Calculation of concentration (C = A/(L x Ɛ))
In order to derive the concentration of a sample from its absorbance, additional information is required. The Lambert-Beer law, which forms the physical basis for photometric applications, describes that the absorption of light by a sample is directly proportional to its concentration and its path length. Altogether, three parameters contribute to the absorbance value of a sample: first, the concentration (C) of the molecule; second, the path length (L) of the sample, which generally equals the path length of the cuvette. Then there is the extinction coefficient (Ɛ). The extinction coefficient is a physical constant unique to the molecule; it describes its property of absorbing light at a specific wavelength. This material-specific constant is known for a number of substances, including nucleic acids and various proteins, and the values have been published in the pertinent literature.
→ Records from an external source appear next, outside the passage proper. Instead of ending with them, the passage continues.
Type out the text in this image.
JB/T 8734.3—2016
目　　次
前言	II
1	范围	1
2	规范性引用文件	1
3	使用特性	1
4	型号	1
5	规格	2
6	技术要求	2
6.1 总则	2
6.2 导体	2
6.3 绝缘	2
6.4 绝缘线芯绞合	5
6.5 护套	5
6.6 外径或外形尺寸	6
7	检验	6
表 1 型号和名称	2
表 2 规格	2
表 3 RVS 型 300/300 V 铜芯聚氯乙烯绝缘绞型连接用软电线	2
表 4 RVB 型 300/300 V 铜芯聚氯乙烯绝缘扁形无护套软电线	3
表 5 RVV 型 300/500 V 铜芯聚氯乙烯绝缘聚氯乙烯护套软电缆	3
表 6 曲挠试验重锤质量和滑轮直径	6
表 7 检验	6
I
In these cases, concentration can be determined instantly. If the value is not known, however, it is possible to enlist the help of a calibration curve. In order to generate a calibration curve, standards are required, i.e. solutions which contain known concentrations of the substances to be analyzed. These are measured in the photometer prior to the actual sample. The concentration of the analyte is then calculated using the standard curve.
Further to quantification, absorbance measurements may also reveal qualitative information about the sample: for example, the purity of nucleic acids and proteins may be determined by subjecting the sample to measurements at additional wavelengths, whereas information on enzyme activity is generally obtained through repeated measurements over time.